October 7, 2016

‘Smiles, hugs and happy tears’ celebrate the rebuilding of this Iowa church

With a structure built in 1903 in the tiny town of Churchville, Iowa, and relocated by horse-drawn wagon some 30 years later to a more populous area that is now the town of Martensdale, St. Paul Lutheran Church had a rich history.

Then, on a late October evening five years ago, a new chapter in the church’s history was written, though hardly a pleasant one. A fire of indeterminate cause consumed the then 108-year-old church building and left it a total loss.

“Many of the church members were there,” recalls Kim Downs, who was then St. Paul’s council president. “It was very sad to see the firefighters breaking the stained glass windows in order to vent the fire properly.”

As the fire raged, the steeple and belfry collapsed, and the church bell fell. Then, with the floor of the sanctuary about to give way, the firefighters were ordered to evacuate. “They sounded a loud alarm–I’ll never forget it,” Downs says, “and all of the firemen had to come out of the building.”

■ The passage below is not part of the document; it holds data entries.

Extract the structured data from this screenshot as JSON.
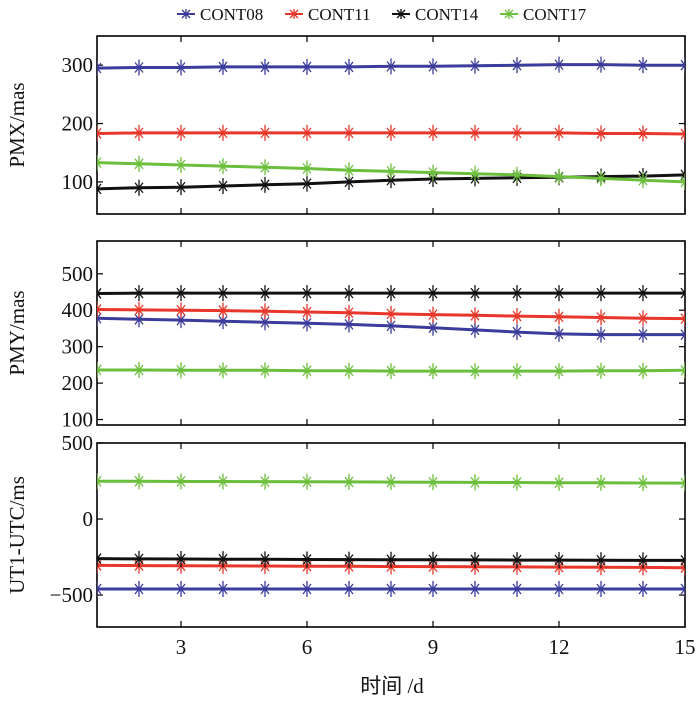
{
  "legend": [
    {
      "name": "CONT08",
      "color": "#3c3c9c"
    },
    {
      "name": "CONT11",
      "color": "#e8372a"
    },
    {
      "name": "CONT14",
      "color": "#111111"
    },
    {
      "name": "CONT17",
      "color": "#6cbf3c"
    }
  ],
  "xlabel": "时间 /d",
  "chart_data": [
    {
      "type": "line",
      "ylabel": "PMX/mas",
      "x": [
        1,
        2,
        3,
        4,
        5,
        6,
        7,
        8,
        9,
        10,
        11,
        12,
        13,
        14,
        15
      ],
      "xlim": [
        1,
        15
      ],
      "xticks": [
        3,
        6,
        9,
        12,
        15
      ],
      "ylim": [
        45,
        350
      ],
      "yticks": [
        100,
        200,
        300
      ],
      "series": [
        {
          "name": "CONT08",
          "values": [
            295,
            296,
            296,
            297,
            297,
            297,
            297,
            298,
            298,
            299,
            300,
            301,
            301,
            300,
            300
          ]
        },
        {
          "name": "CONT11",
          "values": [
            183,
            184,
            184,
            184,
            184,
            184,
            184,
            184,
            184,
            184,
            184,
            184,
            183,
            183,
            182
          ]
        },
        {
          "name": "CONT14",
          "values": [
            88,
            90,
            91,
            93,
            95,
            97,
            100,
            103,
            105,
            106,
            107,
            108,
            109,
            110,
            112
          ]
        },
        {
          "name": "CONT17",
          "values": [
            133,
            131,
            129,
            127,
            125,
            123,
            120,
            118,
            116,
            114,
            112,
            109,
            106,
            103,
            100
          ]
        }
      ]
    },
    {
      "type": "line",
      "ylabel": "PMY/mas",
      "x": [
        1,
        2,
        3,
        4,
        5,
        6,
        7,
        8,
        9,
        10,
        11,
        12,
        13,
        14,
        15
      ],
      "xlim": [
        1,
        15
      ],
      "xticks": [
        3,
        6,
        9,
        12,
        15
      ],
      "ylim": [
        85,
        590
      ],
      "yticks": [
        100,
        200,
        300,
        400,
        500
      ],
      "series": [
        {
          "name": "CONT08",
          "values": [
            378,
            375,
            373,
            370,
            367,
            364,
            361,
            357,
            352,
            346,
            340,
            335,
            333,
            333,
            333
          ]
        },
        {
          "name": "CONT11",
          "values": [
            402,
            401,
            400,
            399,
            397,
            395,
            393,
            390,
            388,
            386,
            384,
            382,
            380,
            378,
            377
          ]
        },
        {
          "name": "CONT14",
          "values": [
            446,
            447,
            447,
            447,
            447,
            447,
            447,
            447,
            447,
            447,
            447,
            447,
            447,
            447,
            447
          ]
        },
        {
          "name": "CONT17",
          "values": [
            236,
            236,
            235,
            235,
            235,
            234,
            234,
            233,
            233,
            233,
            233,
            233,
            234,
            234,
            235
          ]
        }
      ]
    },
    {
      "type": "line",
      "ylabel": "UT1-UTC/ms",
      "x": [
        1,
        2,
        3,
        4,
        5,
        6,
        7,
        8,
        9,
        10,
        11,
        12,
        13,
        14,
        15
      ],
      "xlim": [
        1,
        15
      ],
      "xticks": [
        3,
        6,
        9,
        12,
        15
      ],
      "ylim": [
        -710,
        500
      ],
      "yticks": [
        -500,
        0,
        500
      ],
      "series": [
        {
          "name": "CONT08",
          "values": [
            -460,
            -460,
            -460,
            -460,
            -460,
            -460,
            -460,
            -460,
            -460,
            -460,
            -460,
            -460,
            -460,
            -460,
            -460
          ]
        },
        {
          "name": "CONT11",
          "values": [
            -305,
            -306,
            -307,
            -308,
            -309,
            -310,
            -311,
            -312,
            -313,
            -314,
            -315,
            -316,
            -317,
            -318,
            -320
          ]
        },
        {
          "name": "CONT14",
          "values": [
            -260,
            -262,
            -263,
            -264,
            -265,
            -266,
            -267,
            -268,
            -268,
            -269,
            -270,
            -270,
            -271,
            -272,
            -272
          ]
        },
        {
          "name": "CONT17",
          "values": [
            248,
            248,
            247,
            247,
            246,
            245,
            244,
            243,
            242,
            241,
            240,
            239,
            238,
            237,
            236
          ]
        }
      ]
    }
  ]
}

As one of the firefighters exited the church, he noticed a Christ candle.

“It was sitting by the back sacristy door,” Downs says, “and he set it outside. It was in a wooden box, which got a little bit charred on the outside, but the candle itself was intact.”

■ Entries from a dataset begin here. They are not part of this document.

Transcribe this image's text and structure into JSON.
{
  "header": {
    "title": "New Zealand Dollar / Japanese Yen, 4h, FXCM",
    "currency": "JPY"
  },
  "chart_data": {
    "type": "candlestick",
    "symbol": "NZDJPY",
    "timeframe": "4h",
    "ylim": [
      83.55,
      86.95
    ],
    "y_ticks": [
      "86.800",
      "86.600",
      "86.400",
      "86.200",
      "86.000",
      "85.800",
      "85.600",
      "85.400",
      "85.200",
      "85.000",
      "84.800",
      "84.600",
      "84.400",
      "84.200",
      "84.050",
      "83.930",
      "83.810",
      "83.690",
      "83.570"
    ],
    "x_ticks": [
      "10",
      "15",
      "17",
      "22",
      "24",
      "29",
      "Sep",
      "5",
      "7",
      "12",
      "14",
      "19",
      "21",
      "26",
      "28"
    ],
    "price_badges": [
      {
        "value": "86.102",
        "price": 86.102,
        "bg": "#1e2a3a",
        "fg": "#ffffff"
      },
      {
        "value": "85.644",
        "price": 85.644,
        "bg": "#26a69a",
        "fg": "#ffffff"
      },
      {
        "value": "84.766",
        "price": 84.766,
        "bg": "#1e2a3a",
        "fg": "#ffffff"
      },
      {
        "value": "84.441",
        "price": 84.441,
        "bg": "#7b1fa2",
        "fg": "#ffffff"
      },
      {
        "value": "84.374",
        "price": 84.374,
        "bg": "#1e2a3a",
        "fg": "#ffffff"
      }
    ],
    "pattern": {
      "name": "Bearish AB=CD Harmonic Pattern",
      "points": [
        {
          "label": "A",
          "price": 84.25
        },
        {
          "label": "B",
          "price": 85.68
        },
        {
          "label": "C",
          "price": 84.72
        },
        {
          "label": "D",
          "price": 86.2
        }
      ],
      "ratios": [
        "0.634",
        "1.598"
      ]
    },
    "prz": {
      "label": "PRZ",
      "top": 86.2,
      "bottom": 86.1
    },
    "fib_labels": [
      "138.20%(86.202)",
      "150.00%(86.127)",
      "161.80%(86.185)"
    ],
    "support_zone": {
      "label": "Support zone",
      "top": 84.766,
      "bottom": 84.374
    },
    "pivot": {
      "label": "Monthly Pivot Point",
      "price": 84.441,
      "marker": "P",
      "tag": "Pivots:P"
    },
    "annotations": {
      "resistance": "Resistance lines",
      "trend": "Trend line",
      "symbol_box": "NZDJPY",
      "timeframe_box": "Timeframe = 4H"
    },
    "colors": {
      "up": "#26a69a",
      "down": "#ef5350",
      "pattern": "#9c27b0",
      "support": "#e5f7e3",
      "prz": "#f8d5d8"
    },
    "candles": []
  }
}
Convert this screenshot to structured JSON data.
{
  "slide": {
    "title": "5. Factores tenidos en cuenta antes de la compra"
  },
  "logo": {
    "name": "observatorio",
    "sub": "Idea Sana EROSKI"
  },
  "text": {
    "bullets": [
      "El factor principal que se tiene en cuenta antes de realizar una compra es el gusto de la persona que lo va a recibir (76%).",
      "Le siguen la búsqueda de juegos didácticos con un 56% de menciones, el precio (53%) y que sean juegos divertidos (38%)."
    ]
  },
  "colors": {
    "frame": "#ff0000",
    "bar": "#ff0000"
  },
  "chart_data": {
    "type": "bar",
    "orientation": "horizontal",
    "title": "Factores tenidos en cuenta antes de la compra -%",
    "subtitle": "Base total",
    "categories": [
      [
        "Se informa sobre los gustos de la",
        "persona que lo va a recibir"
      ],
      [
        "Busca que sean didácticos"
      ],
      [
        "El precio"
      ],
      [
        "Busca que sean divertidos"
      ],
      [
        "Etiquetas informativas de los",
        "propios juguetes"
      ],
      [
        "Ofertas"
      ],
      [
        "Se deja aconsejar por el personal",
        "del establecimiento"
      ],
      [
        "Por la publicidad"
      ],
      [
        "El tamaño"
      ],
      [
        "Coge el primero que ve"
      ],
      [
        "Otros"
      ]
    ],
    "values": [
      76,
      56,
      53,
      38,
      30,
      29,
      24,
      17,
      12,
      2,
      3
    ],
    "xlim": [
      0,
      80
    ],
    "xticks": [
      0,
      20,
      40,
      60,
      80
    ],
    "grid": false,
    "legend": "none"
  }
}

In the end, only the bell and the Christ candle survived the blaze.

“We lost all of the papers, all of the history of the church,” Downs says. ”The names of all of the people over the 108 years that had been born, baptized, confirmed and married, all of those records were gone.”

Fortunately for Downs and her fellow St. Paul congregants, support was not far away. The Rev. Eric Carlson, Assistant to the Bishop of the Southeastern Iowa Synod, proved to be an invaluable resource, leading the congregation through the process of grieving for the loss of their church and just as importantly, helping them find a way forward.

Pastor Carlson introduced St. Paul to the team from the Mission Investment Fund, including MIF Regional Manager Paula Kitt and MIF Church Building Consultant Anne Gerrietts. The church considered MIF as a potential source of construction financing along with two local lenders. “MIF came to the top of list,” Downs says. “MIF had many more resources, and their mission was more closely aligned to our mission as the church.”

Gerrietts worked closely with St. Paul. “We talked a lot about their ministry,” Gerrietts recalls. “They were so good about thoughtfully and prayerfully considering what kind of building they needed to build to support what they do today, as opposed to just rebuilding what they used to have.” In MIF, St. Paul saw a partner who helped the church proceed methodically through the decision-making process and work effectively with architects and contractors.

“We were a group of individuals and two very senior pastors who had never been through a rebuild process,” Downs says. “We felt that MIF was there to help make sure that we had thought through all of the options before coming to important decisions. MIF was not only a team member but an advocate for us. It was a very good partnership.”

St. Paul also saw the opportunity to invest in MIF and assist other congregations in the process. Funds invested in MIF are used to make loans to build and renovate ELCA churches.

St. Paul broke ground on the rebuild in May 2013. The first services were held in the new space on Christmas Eve 2015, amid “lots of smiles and hugs and happy tears.”

The new, fully handicapped-accessible building was constructed with insulated concrete forms, which has significantly reduced heating and cooling costs. And because the old wooden pews have been replaced with interlocking padded chairs, the worship space can quickly and easily be converted to fellowship, classroom or meeting space.

Looking back now at that horrifying night in 2011, Downs realizes something that neither she nor any of her fellow congregants could have understood at the time—the fact that a devastating fire could be a blessing.

“We were so focused on taking care of a 108-year-old building that we were inwardly focused,” Downs reflects. “The fire and the discernment process and the reflection and the prayerful time we had during the decision-making have allowed us to think more outwardly, more about our mission as a congregation.

“It was a difficult thing to go through, but as our pastor, Pastor Ron Mohr, says, there has to be death for there to be resurrection. And I really, truly feel like we have been a resurrected church.”